A cabeça do braço direito de Alaudi estava levemente alta por causa do travesseiro em sua nuca, então foi fácil para o ruivo ver a expressão pasma em seu rosto. As bochechas tornaram-se coradas, e Giulio levou um dos braços até o rosto, escondendo sua timidez enquanto deixava que uma alta e gostosa gargalhada ecoasse pelo quarto. O ruivo riu também, mas seus lábios acabaram gemendo. O corpo do moreno vibrou por causa da risada e aquele movimento fez com que o membro do Vice-Inspetor esbarrasse em seu ponto especial.
"Você é incrível, sabia?" Giulio voltou a segurar a cintura de seu amante, ajudando-o a se erguer levemente sobre seu baixo ventre. "Você é realmente be... lo."
"Você escolheu uma hora um pouco conturbada para elogiar meus dotes físicos." Mário tinha a respiração descompassada.
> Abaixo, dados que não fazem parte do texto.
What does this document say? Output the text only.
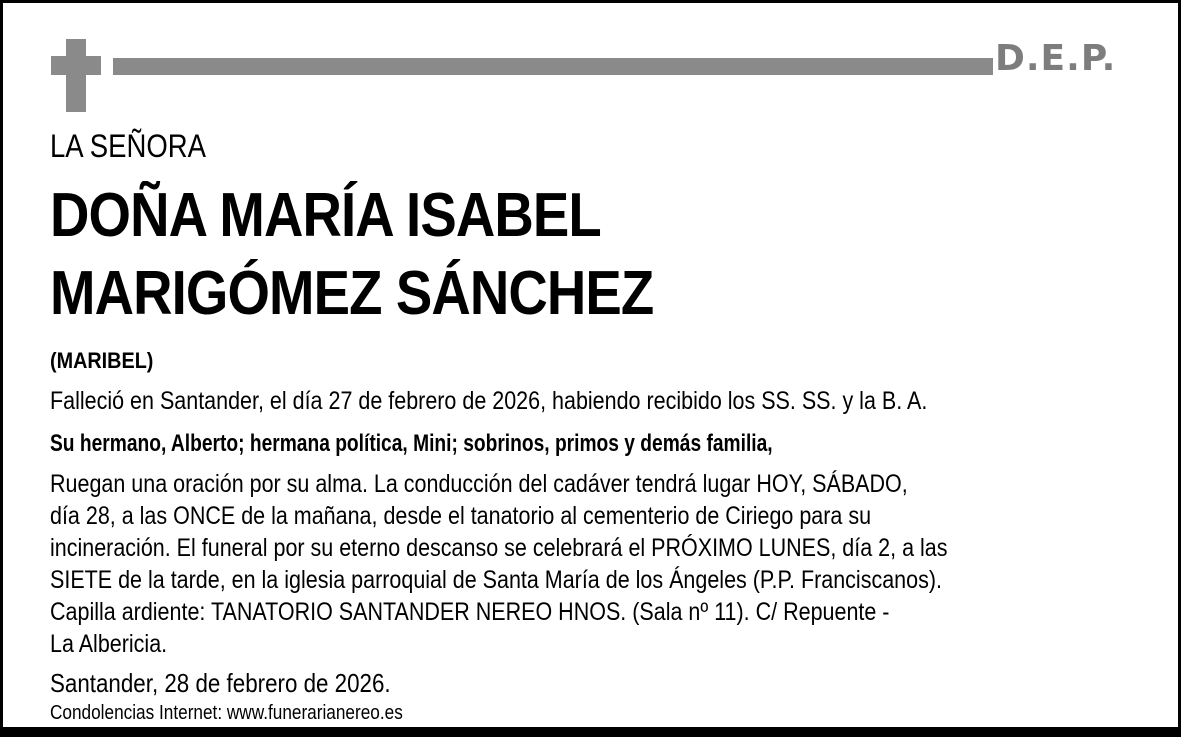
D.E.P.
LA SEÑORA
DOÑA MARÍA ISABEL
MARIGÓMEZ SÁNCHEZ
(MARIBEL)
Falleció en Santander, el día 27 de febrero de 2026, habiendo recibido los SS. SS. y la B. A.
Su hermano, Alberto; hermana política, Mini; sobrinos, primos y demás familia,
Ruegan una oración por su alma. La conducción del cadáver tendrá lugar HOY, SÁBADO,
día 28, a las ONCE de la mañana, desde el tanatorio al cementerio de Ciriego para su
incineración. El funeral por su eterno descanso se celebrará el PRÓXIMO LUNES, día 2, a las
SIETE de la tarde, en la iglesia parroquial de Santa María de los Ángeles (P.P. Franciscanos).
Capilla ardiente: TANATORIO SANTANDER NEREO HNOS. (Sala nº 11). C/ Repuente -
La Albericia.
Santander, 28 de febrero de 2026.
Condolencias Internet: www.funerarianereo.es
Ele havia se sentado novamente sobre o braço direito do Guardião da Nuvem e seu corpo começava a pegar o ritmo.
"Mas você é belo." O moreno sorriu, não somente pela conversa trivial que estavam tendo, mas ao ver seu membro penetrar pela terceira vez seu amante. "... e realmente, muito ruivo."
A risada do braço direito de Ivan foi longa. Aquele comentário não era novidade para ele. Raramente seus amantes deixavam de felicitá-lo pela cor de seus cabelos, ainda mais quando ele estava nu. Mário não tinha problemas com isso. Ele adorava o vermelho que pintava certas partes de seu corpo. O que o ruivo não gostava era das sardas. Elas estavam em pequenas quantidades sobre seu nariz e bochechas, mas seus ombros e peitoral eram pintados por aquelas marcas inconvenientes.
A quarta estocada colocou fim a conversa. Metade do corpo de Mário inclinou-se para frente, utilizando o corpo de seu amante como apoio. Os movimentos se tornaram ritmados em alguns segundos, e a dor que o braço direito dos Cavallone sentiu era irrelevante se comparada à sensação de se sentir penetrado completamente por Giulio. O moreno segurava em seu quadril, forçando-o para baixo e retirando gemidos tão roucos dos lábios de Mário que em certos momentos ele precisou se segurar no apoio da cama, tamanha a intensidade das estocadas. Sua ereção havia retornado e seu pré-orgasmo pintava o peito do Vice-Inspetor, preparando-o para o que inevitavelmente aconteceria em alguns minutos. O ruivo não conseguia mais controlar seu corpo, e cada vez que seu quadril se erguia, ele colocava um pouco mais de força, esperando receber seu amante por completo.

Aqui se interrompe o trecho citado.